I can successfully extract and output as JSON, 2 of the PDFs. However, the other 2 give this message:
Reading PDF File: Zeke Allocations (April 2020)
The output file is empty
Reading PDF File: USG Allocations (December 2020)
The output file is empty
This is my code:
import os.path
import tabula
import glob
import json
file_path = "this is the file path"
filename=os.path.splitext(os.path.basename(file_path))[0]
print(f"Processing folder: {filename}")
pdf_files=glob.glob(file_path +'/*.pdf')
print(f" Found {len(pdf_files)} PDF file/s in directory: {file_path}")
for i,files in enumerate (pdf_files):
pdf_name= os.path.splitext(os.path.basename(files))[0]
print(f"Reading PDF File: {pdf_name}")
dfs=tabula.read_pdf(files,pages='all',multiple_tables=False,stream=True,pandas_options={'header':None})
dfs_list=[]
for df in dfs:
df=df.dropna()
print(f"Found {len(dfs)} table/s in: {pdf_name}")
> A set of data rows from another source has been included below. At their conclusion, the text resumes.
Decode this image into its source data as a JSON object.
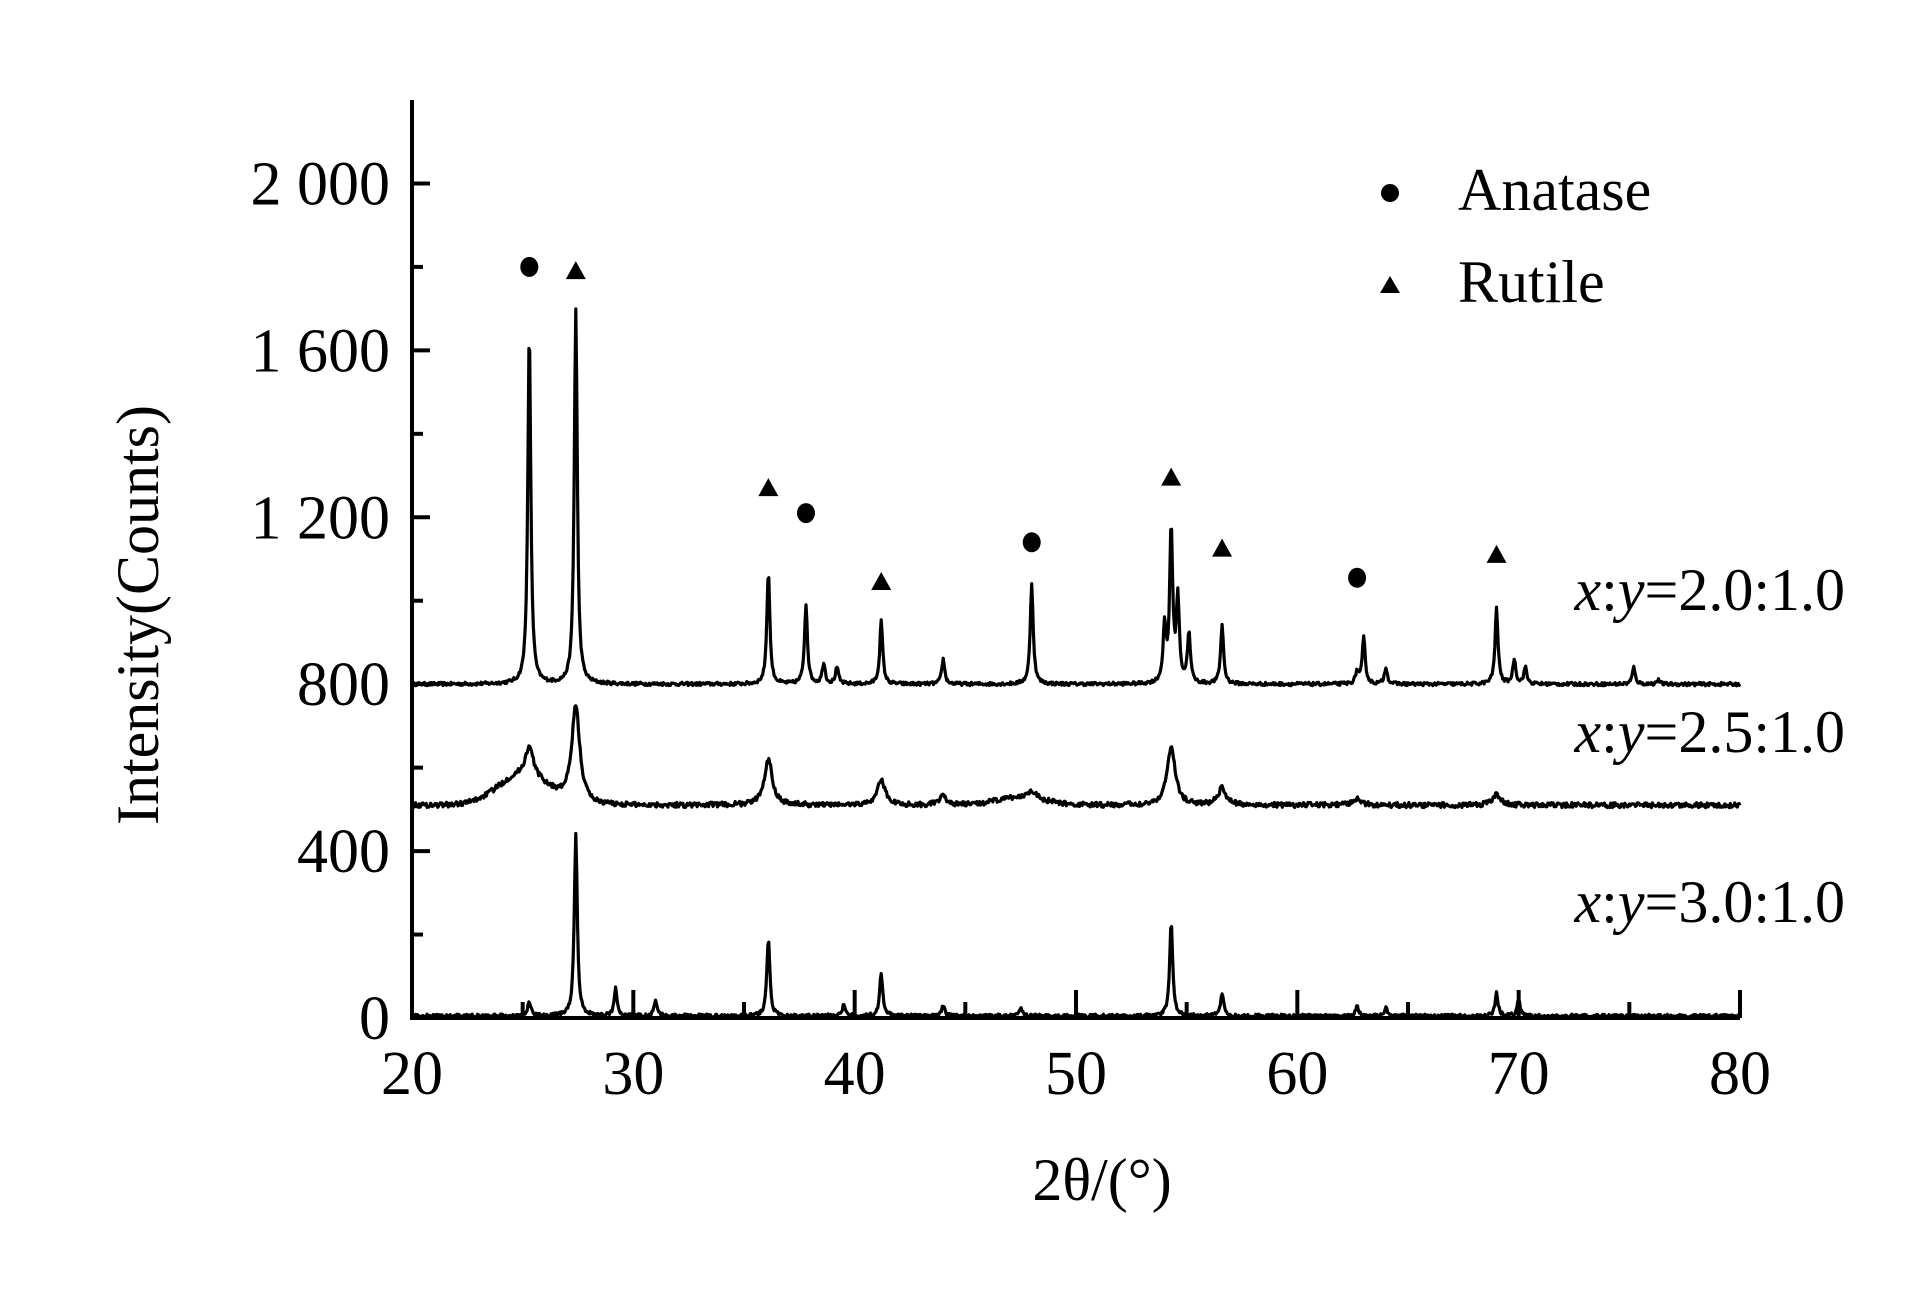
{
  "chart_data": {
    "type": "line",
    "xlabel": "2θ/(°)",
    "ylabel": "Intensity(Counts)",
    "xlim": [
      20,
      80
    ],
    "ylim": [
      0,
      2200
    ],
    "x_ticks": [
      20,
      30,
      40,
      50,
      60,
      70,
      80
    ],
    "x_tick_labels": [
      "20",
      "30",
      "40",
      "50",
      "60",
      "70",
      "80"
    ],
    "y_ticks": [
      0,
      400,
      800,
      1200,
      1600,
      2000
    ],
    "y_tick_labels": [
      "0",
      "400",
      "800",
      "1 200",
      "1 600",
      "2 000"
    ],
    "legend": {
      "position": "top-right",
      "entries": [
        {
          "label": "Anatase",
          "marker": "circle"
        },
        {
          "label": "Rutile",
          "marker": "triangle"
        }
      ]
    },
    "series": [
      {
        "name": "x:y=2.0:1.0",
        "baseline": 800,
        "x": [
          25.3,
          27.4,
          36.1,
          37.8,
          38.6,
          39.2,
          41.2,
          44.0,
          48.0,
          54.0,
          54.3,
          54.6,
          55.1,
          56.6,
          62.7,
          63.0,
          64.0,
          69.0,
          69.8,
          70.3,
          75.2,
          76.3
        ],
        "y": [
          1650,
          1700,
          1070,
          990,
          850,
          840,
          950,
          860,
          1040,
          930,
          1170,
          1000,
          920,
          940,
          830,
          910,
          840,
          980,
          860,
          840,
          840,
          810
        ]
      },
      {
        "name": "x:y=2.5:1.0",
        "baseline": 510,
        "x": [
          25.3,
          27.4,
          36.1,
          41.2,
          44.0,
          48.0,
          54.3,
          56.6,
          62.7,
          69.0
        ],
        "y": [
          580,
          740,
          620,
          570,
          530,
          530,
          650,
          550,
          525,
          535
        ]
      },
      {
        "name": "x:y=3.0:1.0",
        "baseline": 5,
        "x": [
          25.3,
          27.4,
          29.2,
          31.0,
          36.1,
          39.5,
          41.2,
          44.0,
          47.5,
          54.3,
          56.6,
          62.7,
          64.0,
          69.0,
          70.0
        ],
        "y": [
          40,
          440,
          70,
          40,
          190,
          30,
          110,
          30,
          25,
          230,
          60,
          30,
          25,
          60,
          45
        ]
      }
    ],
    "markers": [
      {
        "phase": "Anatase",
        "x": 25.3,
        "y": 1800
      },
      {
        "phase": "Rutile",
        "x": 27.4,
        "y": 1790
      },
      {
        "phase": "Rutile",
        "x": 36.1,
        "y": 1270
      },
      {
        "phase": "Anatase",
        "x": 37.8,
        "y": 1210
      },
      {
        "phase": "Rutile",
        "x": 41.2,
        "y": 1045
      },
      {
        "phase": "Anatase",
        "x": 48.0,
        "y": 1140
      },
      {
        "phase": "Rutile",
        "x": 54.3,
        "y": 1295
      },
      {
        "phase": "Rutile",
        "x": 56.6,
        "y": 1125
      },
      {
        "phase": "Anatase",
        "x": 62.7,
        "y": 1055
      },
      {
        "phase": "Rutile",
        "x": 69.0,
        "y": 1110
      }
    ]
  }
}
column_names = ['Index', 'Account', 'Allocation($mm)']
df.columns=column_names
print(df)
df_json=df.to_dict('records')
print(df_json)
with open(f" {filename}.JSON",'w') as f:
json.dump(df_json,f, indent=4)
What could I do to extract the content of the other two PDFs? All the PDFs essentially follow this format and they are text-based, not scanned:
Account | Allocation |
---|---|
Alice | 7.8 |
Bob | 2.5 |
Charlie | 4.0 |